Date: Thursday, April 19
Time: 3:40 pm - 5:00 pm
Location: 500 John D. Tickle Building
Membrane distillation (MD) is a membrane-based thermal distillation process in which a non-wetted microporous membrane is used to provide the pathway for vapor transport while preventing the salty feed solution from mixing with the distillate. It is therefore critical to prevent pore wetting in MD, as otherwise salt rejection would become unacceptably low. While MD also faces other challenges common in pressure driven membrane processes, such as membrane fouling and scaling, pore wetting is a unique challenge to MD and needs to be more thoroughly understood. In this presentation, I will first introduce a novel and powerful technique based on single-frequency impedance for monitoring dynamic pore wetting even before any pore has been fully wicked through. I will then discuss the fundamental mechanism of pore wetting in MD and compare pore wetting induced by two very different wetting agents: alcohol vs. surfactants. A theoretical framework that quantifies the kinetics of surfactant-induced pore wetting will be introduced. Finally, I will discuss material-based solution for overcoming the problem of pore wetting in MD.

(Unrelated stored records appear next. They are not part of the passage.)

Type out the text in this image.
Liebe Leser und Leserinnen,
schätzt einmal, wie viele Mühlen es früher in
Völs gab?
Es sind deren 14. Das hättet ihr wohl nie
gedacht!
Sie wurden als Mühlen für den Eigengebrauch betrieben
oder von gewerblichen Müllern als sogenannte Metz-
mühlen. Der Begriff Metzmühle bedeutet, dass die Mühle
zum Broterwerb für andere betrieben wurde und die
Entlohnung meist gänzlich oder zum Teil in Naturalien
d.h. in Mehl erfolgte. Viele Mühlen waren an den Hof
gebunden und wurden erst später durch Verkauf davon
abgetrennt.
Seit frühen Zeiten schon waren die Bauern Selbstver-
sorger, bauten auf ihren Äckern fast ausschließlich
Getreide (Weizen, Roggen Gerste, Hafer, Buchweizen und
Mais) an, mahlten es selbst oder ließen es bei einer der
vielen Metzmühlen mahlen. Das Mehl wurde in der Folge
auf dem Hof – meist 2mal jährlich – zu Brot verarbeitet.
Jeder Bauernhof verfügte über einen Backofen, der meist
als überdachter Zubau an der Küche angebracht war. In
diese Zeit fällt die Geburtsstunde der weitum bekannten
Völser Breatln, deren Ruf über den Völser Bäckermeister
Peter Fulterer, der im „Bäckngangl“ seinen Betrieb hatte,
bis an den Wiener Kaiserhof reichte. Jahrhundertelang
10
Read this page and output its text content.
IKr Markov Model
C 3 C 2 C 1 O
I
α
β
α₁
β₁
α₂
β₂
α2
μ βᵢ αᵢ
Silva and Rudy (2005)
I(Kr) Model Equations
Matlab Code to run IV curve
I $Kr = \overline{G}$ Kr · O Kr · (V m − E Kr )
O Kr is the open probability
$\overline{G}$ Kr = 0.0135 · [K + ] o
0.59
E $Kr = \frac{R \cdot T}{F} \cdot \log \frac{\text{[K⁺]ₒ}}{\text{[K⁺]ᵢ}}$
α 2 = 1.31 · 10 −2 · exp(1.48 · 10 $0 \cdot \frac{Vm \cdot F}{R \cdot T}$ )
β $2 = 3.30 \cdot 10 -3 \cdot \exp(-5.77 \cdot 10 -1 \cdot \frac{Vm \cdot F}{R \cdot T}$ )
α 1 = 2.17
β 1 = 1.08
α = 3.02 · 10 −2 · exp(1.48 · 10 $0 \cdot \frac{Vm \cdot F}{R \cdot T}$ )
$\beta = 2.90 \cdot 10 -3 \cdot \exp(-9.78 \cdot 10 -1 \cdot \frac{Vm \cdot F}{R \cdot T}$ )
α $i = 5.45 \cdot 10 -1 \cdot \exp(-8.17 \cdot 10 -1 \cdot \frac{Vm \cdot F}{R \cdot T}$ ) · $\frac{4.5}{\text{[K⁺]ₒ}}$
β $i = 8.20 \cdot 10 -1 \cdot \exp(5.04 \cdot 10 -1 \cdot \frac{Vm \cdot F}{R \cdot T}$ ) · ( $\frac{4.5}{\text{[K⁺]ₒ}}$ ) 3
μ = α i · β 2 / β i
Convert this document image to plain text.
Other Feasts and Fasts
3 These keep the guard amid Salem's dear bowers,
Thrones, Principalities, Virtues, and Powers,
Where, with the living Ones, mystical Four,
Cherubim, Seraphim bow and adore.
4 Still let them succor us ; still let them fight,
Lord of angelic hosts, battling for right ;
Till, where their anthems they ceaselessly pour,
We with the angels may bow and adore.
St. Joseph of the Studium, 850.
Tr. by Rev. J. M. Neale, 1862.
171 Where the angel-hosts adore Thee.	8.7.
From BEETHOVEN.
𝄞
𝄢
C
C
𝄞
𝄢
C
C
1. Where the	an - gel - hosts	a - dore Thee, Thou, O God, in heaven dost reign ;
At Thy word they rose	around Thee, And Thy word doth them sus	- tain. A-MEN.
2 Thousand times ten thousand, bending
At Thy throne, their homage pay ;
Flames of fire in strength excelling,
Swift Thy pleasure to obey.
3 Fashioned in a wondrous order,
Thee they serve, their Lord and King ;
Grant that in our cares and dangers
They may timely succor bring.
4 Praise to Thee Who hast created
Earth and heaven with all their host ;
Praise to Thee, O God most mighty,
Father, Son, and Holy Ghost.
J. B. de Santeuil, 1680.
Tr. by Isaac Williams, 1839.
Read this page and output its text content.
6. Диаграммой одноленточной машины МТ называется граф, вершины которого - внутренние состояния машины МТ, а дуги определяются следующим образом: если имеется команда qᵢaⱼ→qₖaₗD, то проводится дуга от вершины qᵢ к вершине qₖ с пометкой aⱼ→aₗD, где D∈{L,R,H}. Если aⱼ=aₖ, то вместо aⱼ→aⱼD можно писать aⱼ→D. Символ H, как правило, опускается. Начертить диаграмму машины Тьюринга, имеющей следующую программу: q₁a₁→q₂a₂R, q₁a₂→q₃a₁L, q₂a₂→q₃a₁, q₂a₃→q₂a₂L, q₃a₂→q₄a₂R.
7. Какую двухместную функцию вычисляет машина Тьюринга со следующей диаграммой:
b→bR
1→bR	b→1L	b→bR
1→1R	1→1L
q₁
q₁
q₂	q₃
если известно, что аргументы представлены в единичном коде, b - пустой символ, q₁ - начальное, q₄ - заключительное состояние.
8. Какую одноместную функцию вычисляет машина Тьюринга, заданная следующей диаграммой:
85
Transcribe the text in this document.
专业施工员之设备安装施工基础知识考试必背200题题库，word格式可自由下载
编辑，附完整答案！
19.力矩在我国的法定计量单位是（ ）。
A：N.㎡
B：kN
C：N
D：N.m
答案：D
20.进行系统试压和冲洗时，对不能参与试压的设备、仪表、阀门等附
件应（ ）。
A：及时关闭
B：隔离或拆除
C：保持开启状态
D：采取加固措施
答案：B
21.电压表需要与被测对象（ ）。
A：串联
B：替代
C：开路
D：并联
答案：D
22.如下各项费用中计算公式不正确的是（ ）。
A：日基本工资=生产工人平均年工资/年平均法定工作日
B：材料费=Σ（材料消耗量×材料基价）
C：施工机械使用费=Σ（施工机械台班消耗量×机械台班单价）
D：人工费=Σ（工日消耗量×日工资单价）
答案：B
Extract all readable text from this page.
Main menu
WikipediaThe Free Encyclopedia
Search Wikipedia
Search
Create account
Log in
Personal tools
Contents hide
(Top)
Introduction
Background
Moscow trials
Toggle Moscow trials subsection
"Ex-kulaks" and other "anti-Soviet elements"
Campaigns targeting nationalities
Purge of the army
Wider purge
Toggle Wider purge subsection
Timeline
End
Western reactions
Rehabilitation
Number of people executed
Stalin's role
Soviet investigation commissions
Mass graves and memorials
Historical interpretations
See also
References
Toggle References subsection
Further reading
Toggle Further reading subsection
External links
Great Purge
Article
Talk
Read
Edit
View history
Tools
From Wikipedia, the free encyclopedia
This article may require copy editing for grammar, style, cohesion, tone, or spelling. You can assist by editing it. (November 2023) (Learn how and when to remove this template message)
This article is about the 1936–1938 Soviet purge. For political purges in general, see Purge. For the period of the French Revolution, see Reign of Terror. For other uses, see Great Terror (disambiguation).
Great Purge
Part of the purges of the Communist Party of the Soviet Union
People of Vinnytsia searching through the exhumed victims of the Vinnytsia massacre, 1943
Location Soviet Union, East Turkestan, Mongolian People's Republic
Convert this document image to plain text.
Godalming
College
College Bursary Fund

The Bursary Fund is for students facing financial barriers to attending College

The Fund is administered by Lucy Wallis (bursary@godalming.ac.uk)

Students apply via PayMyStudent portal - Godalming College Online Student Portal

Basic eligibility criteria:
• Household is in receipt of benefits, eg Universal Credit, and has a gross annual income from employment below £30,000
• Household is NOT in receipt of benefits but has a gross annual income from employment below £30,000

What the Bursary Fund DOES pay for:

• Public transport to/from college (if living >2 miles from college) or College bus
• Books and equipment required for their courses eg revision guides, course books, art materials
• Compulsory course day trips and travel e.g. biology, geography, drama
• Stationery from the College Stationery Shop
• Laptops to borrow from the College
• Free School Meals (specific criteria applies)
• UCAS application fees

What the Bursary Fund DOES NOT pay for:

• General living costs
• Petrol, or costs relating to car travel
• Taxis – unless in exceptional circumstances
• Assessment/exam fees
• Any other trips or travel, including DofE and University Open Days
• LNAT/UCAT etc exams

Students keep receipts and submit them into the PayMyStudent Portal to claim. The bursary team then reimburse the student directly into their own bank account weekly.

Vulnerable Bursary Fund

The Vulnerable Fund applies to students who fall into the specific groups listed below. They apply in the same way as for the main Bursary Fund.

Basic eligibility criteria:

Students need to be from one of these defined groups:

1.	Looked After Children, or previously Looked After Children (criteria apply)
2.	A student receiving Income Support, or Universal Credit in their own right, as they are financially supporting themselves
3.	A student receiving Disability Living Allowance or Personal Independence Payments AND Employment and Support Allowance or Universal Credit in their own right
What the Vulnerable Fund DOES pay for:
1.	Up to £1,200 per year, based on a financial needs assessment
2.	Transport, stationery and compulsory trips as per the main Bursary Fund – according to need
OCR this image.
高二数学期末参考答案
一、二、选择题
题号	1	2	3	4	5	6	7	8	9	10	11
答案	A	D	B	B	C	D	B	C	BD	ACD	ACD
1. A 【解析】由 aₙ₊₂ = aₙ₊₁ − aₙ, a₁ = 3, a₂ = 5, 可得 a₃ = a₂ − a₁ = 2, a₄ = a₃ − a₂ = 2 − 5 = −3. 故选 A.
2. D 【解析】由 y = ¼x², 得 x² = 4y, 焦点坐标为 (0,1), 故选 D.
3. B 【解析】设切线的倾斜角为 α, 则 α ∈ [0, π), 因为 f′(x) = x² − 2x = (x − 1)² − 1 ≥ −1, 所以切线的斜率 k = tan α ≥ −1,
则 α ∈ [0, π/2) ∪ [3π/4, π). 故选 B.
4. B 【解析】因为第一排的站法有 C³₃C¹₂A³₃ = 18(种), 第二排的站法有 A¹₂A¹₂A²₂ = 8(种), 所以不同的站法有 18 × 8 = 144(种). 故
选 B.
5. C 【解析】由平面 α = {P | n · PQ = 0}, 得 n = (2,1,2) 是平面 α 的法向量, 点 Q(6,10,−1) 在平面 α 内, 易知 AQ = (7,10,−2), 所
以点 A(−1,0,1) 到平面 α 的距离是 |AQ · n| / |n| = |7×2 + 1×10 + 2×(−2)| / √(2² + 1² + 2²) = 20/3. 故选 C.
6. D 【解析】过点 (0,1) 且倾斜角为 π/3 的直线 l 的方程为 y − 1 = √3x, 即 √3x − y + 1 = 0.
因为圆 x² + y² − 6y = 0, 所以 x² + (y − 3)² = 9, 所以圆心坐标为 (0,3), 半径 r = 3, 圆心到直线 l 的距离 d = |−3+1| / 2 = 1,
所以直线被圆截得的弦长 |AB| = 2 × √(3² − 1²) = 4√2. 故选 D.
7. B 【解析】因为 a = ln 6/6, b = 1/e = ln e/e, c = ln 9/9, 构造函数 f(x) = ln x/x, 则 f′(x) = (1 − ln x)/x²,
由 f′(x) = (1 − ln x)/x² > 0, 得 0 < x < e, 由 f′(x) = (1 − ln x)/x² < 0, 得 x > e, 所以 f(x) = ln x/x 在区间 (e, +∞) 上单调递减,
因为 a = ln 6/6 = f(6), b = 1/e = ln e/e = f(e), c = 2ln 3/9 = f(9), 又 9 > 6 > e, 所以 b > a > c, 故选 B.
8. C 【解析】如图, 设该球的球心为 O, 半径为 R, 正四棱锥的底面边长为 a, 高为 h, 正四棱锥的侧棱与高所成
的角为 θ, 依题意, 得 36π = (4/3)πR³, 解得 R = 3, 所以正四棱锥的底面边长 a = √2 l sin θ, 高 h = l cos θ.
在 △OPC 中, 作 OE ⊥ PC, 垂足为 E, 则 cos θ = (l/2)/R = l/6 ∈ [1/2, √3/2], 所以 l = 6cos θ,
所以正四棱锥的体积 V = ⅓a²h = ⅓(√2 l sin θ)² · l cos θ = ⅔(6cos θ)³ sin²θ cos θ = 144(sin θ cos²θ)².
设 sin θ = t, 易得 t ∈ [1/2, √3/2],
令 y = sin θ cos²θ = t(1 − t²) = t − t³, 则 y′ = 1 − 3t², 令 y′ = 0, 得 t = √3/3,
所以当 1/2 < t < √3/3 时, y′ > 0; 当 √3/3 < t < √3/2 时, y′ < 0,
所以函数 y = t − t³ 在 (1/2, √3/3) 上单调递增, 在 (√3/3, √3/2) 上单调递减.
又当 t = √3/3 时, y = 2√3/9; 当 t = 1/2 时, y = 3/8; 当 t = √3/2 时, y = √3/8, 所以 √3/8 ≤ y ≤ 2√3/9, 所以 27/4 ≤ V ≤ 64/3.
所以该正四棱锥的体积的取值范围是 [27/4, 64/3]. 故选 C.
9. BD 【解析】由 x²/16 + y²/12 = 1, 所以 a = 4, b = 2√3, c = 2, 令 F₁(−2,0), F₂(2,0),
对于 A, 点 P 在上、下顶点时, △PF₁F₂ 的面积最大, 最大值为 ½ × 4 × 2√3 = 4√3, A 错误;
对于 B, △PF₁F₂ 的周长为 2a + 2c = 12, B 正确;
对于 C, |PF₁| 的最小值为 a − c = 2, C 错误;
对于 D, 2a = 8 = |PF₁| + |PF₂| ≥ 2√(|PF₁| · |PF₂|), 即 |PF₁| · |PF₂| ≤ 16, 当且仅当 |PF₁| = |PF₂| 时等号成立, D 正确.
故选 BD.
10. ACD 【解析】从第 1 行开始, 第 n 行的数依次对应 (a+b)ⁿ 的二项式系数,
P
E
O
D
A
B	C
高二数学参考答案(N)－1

Shihong Lin is an assistant professor in the Department of Civil and Environmental Engineering and the Department of Chemical and Biomolecular Engineering at Vanderbilt University. Lin received his Ph.D. (2012) in environmental engineering from Duke University where, under the direction of Prof. Mark Wiesner, he worked on elucidating the fundamental aspects of colloidal interaction between nanoparticles and environmental surfaces. Before joining Vanderbilt, Lin worked as a postdoctoral fellow in Prof. Menachem Elimelech’s research group at Yale University, with his research effort focused on membrane system at the water-energy nexus. Lin obtained his B.S. (2006), also in environmental engineering, from Harbin Institute of Technology, China. His current research interests include environmental applications of interfacial materials with special wetting properties, environmental interfacial phenomena, and desalination and water purification technologies at the water-energy nexus. Lin has published 46 peer-reviewed papers in leading journals in environmental science and engineering, 21 of which were published since he joined Vanderbilt. Major awards Lin has received include ACS Environmental Chemistry Graduate Student Award (2012), ACS-PRF Doctoral New Investigator Award (2016), ORAU Ralph Powe Junior Faculty Enhancement Award (2016). He was also invited to the 2016 Frontiers of Engineering Symposium by the National Academy of Engineering.